Will OpenAI pay scientific publishers for content by EOY 2025?

Will OpenAI make a deal to pay a major science publisher such as Elsevier for explicit access / training rights on their papers, before the end of 2025?

Closes at end of 2026 to allow for a one-year lag in when we learn about it. Resolves YES if such a deal has already taken place.

Vide this minor difference of guesses between myself (Yudkowsky) and Sabine Hossenfelder.

bought Ṁ50 NO

Is a settlement in response to an Elsevier lawsuit for $undisclosed a "deal"?

i would argue that it should be if the settlement includes a prospective licensing deal

Yeah, I'd say that if it includes a licensing deal then sure.

i hold this at 80-90%

  • openai will want as much data as possible, with good metadata and annotation, which supports them making deals

  • openai has already made data deals with other publishers (reddit, etc)

  • openai will make these deals no matter what to avoid content liability (just potentially at lower prices)

  • openai will benefit from delegating the task of keeping the pile updated to someone else

  • even a small number of unique items could justify the deal at the right price

  • new managers they hire will be more used to purchasing rather than building or collecting

against this is the idea that they really care to save the money because they could get the data elsewhere but i think this is less of a thing in a $100bn organization or they have other organizational focus and this is too hard to do now

opened a Ṁ50,000 NO at 75% order

I haven't recently looked in on what sort of torrents exist there, or how hard it would be to throw it somewhere in Common Crawl and make it look like an accident. But if they're sufficiently scared of legal consequences to not do that, I'd guess they won't pay either.

If you specifically want a somewhat comprehensive collection of new papers published since after sci-hub stopped uploading new papers, I'm not sure if there's anything. (If there is, someone please tell me!!!)

@jacksonpolack depends a little on the field but many authors upload their papers to preprint servers such as arxiv and hal

bought Ṁ20 NO

Would there be an incentive to do this rather than train on arxiv pre-prints or emailing the authors of desired papers en mass?

Was initially thinking that scraping papers is bad optics, but actually it might be worse to do public deals with scientific journals.

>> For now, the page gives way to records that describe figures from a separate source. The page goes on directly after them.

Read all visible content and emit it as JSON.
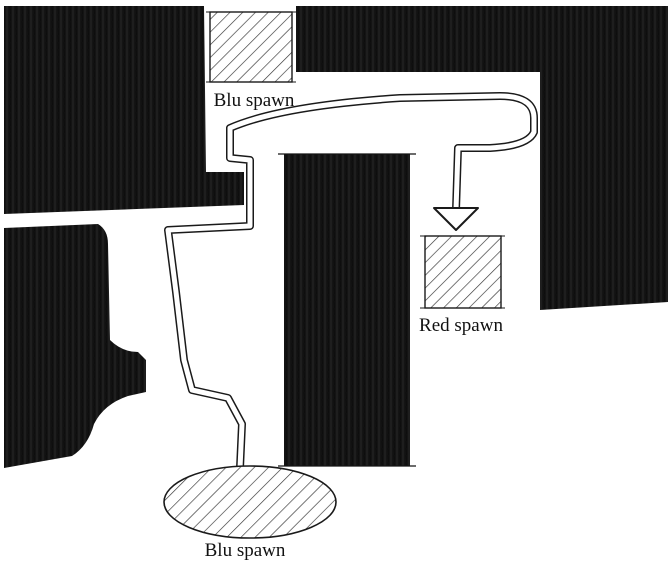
{
  "labels": {
    "blu_spawn_top": "Blu spawn",
    "red_spawn": "Red spawn",
    "blu_spawn_bottom": "Blu spawn"
  },
  "colors": {
    "paper": "#ffffff",
    "ink": "#141414",
    "path_outline": "#1a1a1a"
  }
}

(Sabine Hossenfelder's tweet sums up how media would probably treat deals like this, i.e. "look at these journals selling researchers hard work and not giving them anything")

Good point, I wasn't even considering optics motivations

@GeorgeIngebretsen i sold my position after reading ur comment

@GeorgeIngebretsen What? OAI does not seem to care too much about optics.

As far as I can tell, they correctly rate such small factors like “makes deals with sci journals” as v unimportant compared to making their product that much better.

It may seem important to you, but to the vast majority of people, it won’t make them more or less outraged at “Big Tech”.

Great point. I guess even the new york times lawsuit didn't seem to matter much? Not to mention how much more coverage there will be as models become more capable.

I agree training data optics are just a drop in the bucket (and if oai actually builds what its set out to build, eventually a completely insignificant detail). My og comment was more about trying to figure out the sign value of the optics of paying for journal data. Though, after some thought, I realize optics are a very negligible factor in if oai would make that deal.